Well, this . . . . interesting.

The duo here are Detroit MC Guilty Simpson and acclaimed New Zealand producer Jeremy Toy (here as Leonard Charles) and although the album's title is an acronym of their band name it also refers to woozy feel of these laidback beats and grooves, and the sonic textures which are malleable, drifting and sometimes languid.

MC Simpson has a stentorian authority and if some of the rhymes are clunking or repetitive (Breaking Bread only survives courtesy of Toy/Charles' contribution) he can frequently nail it (GUILTY, again an ambient soundscape for Toy/Charles).

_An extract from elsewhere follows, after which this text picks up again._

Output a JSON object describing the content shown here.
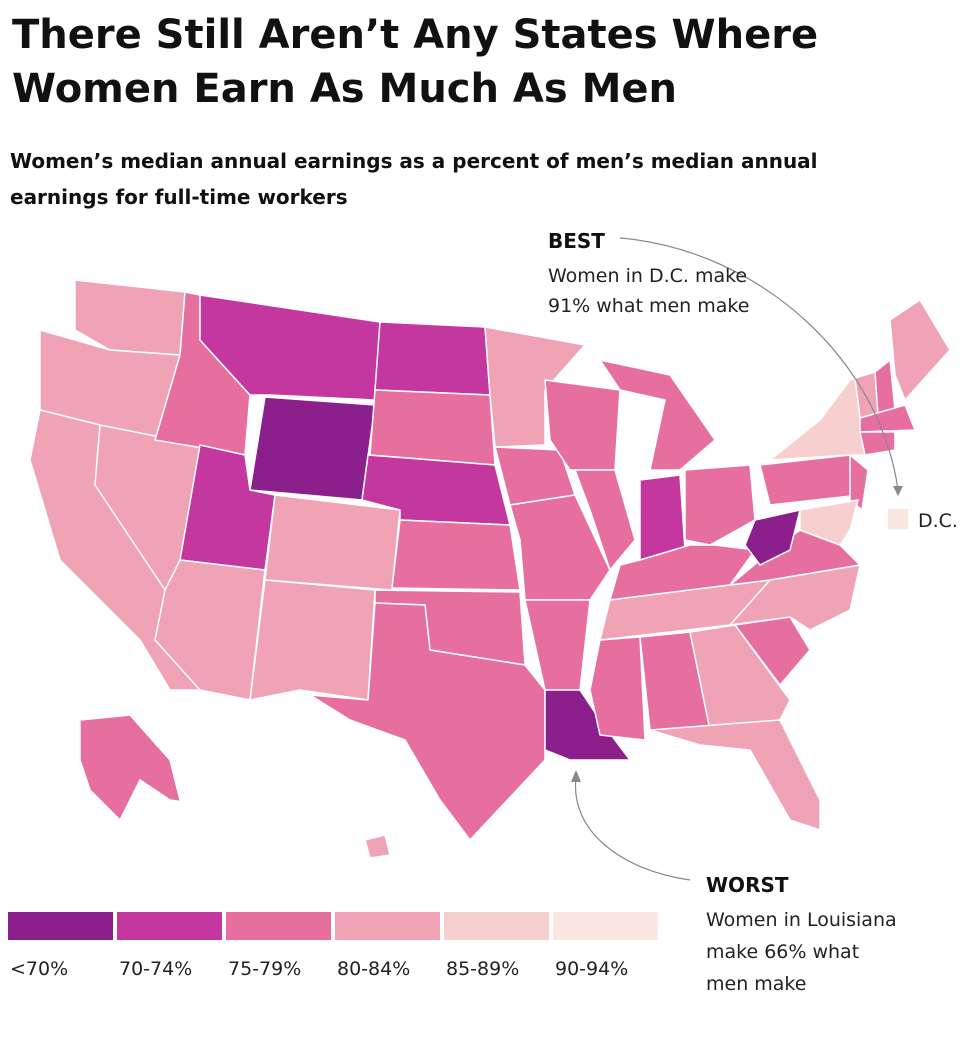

Some promo blurb would have us believe that much of this was inspired by “rare acid influenced records from New Zealand’s 60s and 70s” but frankly that sounds like a pitch for the US market seduced by the obscurity of that reference . . . and you certainly won't discern House of Nimrod, Space Farm et al in these pieces.

What will leap out is the sample from Marlon William's Nobody Gets What They Want Anymore on Nobody, and apparently Citizen Band's In a Lifetime is sampled for My Inspiration (not a CB piece I'm familiar with, it isn't on either album).

There's some supple funk grooves laid down here as on Friends (in which Simpson calls a few into question), more dreamy sonics as the counterpoint to Simpson's sometimes snarky Message to My Ex and some guitar soul-funk on the far too short 52 seconds of Grass. There are a couple of such brief interludes which only serve to tantalise and little more.

This is an interesting more than essential album but it should serve a decent purpose, to get Jeremy Toy's name in front of a US audience because it is his contribution to LSD which sets this apart from the pack.